In a production void of edges and urgency, Indianapolis Opera turned Kurt Weill and Bertolt Brecht’s “Threepenny Opera” into an exhausting evening featuring, on opening night, the most lackluster ovation I’ve ever heard at a professional production in Indianapolis. I don’t usually comment on audience reaction to a show one way or another, but in this case the flaccid ovation and the “should-we-or-shouldn’t-we” polite applause that capped many of the numbers only added to the awkwardness.
The critic tried to write the preceding paragraph many times. In it, he not only wanted to convey his disappointment with the production but also to capture his desire to see stronger work from a company capable of much better. Realizing that too much was being expected of an opening paragraph, he settled for a description he hoped captured the feeling of being trapped at the Basile Opera Center for three hours. Then the critic, not wanting to be presumptuous, thought that some plot description might be in order. At the same time, he didn’t want to insult those who were familiar with the famous work.
While the title may be familiar, the rarity of productions in these parts—and the lack of success of cinematic versions—may warrant a plot synopsis. Macheath, who leads an English gang, marries Polly. Her father, who leads the city’s beggars, isn’t happy with the relationship (minor detail: Macheath already has another bride, as well as a prostitute for a common-law wife) and so schemes to have him captured and hung.
But plot isn’t central to the Weill/Brecht vision. We’re not expected to identify emotionally with these underworld folks. Quite the opposite. We’re supposed to be thinking rather than feeling, constantly aware of the artifice of theater.
Now the critic decided to go back to the beginning of the review and add italicized commentary, commenting on the review in a Brecht/Weill sort of way.
That doesn’t mean, though, that “Threepenny Opera” should have at its core a Macheath who lacks any sign of menace and who looks more like Charlie Brown in a bad wig than the king of the London underworld (the part has been played in the past, FYI, by the likes of Jerry Orbach, Alan Cumming, Sting, and Raul Julia)
The critic is not comfortable being this snarky.

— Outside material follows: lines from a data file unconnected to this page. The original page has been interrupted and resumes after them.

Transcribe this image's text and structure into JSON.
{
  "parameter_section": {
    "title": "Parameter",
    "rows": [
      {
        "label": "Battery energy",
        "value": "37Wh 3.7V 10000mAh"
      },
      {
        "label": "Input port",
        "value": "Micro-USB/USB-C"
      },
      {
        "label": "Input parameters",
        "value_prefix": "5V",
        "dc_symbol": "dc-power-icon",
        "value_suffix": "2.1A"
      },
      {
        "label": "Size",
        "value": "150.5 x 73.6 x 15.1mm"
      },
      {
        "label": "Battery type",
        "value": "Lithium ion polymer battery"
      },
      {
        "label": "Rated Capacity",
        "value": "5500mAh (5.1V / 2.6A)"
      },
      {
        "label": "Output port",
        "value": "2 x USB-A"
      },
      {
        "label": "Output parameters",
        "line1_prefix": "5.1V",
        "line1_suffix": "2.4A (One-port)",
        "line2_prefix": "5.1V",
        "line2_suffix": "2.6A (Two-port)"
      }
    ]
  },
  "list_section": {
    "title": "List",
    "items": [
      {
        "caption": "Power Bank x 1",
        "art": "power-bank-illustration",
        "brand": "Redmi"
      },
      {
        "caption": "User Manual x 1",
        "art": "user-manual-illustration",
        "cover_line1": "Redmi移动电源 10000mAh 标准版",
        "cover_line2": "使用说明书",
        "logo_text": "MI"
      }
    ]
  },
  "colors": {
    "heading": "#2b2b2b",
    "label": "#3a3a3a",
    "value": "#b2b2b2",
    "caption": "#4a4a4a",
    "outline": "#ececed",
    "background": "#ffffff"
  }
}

But he cannot get around the feeling that the lead was cast for voice and availability alone. Then again, he does seem to only be blaming the visible workers (actors). What about a lack of directorial vision? Where's the consistency of tone? Could it be that the producers didn't give it enough rehearsal time?
One of the potential benefits of Indianapolis Opera’s use of the intimate Basile Opera Center rather than the cavernous Clowes Hall for select operas is that the former offers an intimacy impossible in the latter. Intimacy, though, comes with its own set of challenges. And those challenges are accentuated when the material includes spoken scenes. Brecht’s dialogue scenes go on at great length—longer than in many conventional musicals. It demands different kinds of actors than is required by most operas … actors that Indianapolis Opera hasn’t supplied.
The critic is considering mentioning IO productions that he felt were excellent, just so nobody will think he has something against the compay. He is also considering citing the near-rave review in Nuvo which encourages potential audience members to buy tickets not just because of the quality of the show but to help keep the Opera afloat. The critic is glad that there are other voices out there commenting on the arts but has very mixed feelings about this sort of advocacy in a review. Is it the role of the critic to encourage excellence or to accentuate the positive for fear that the company might go away? Should he factor in that there won’t be a new production by Indianapolis Opera until March (a return of “Amahl and the Night Visitors” doesn’t count)?
Through those music-free stretches, the completely visible small orchestra seemed bored. I sympathized.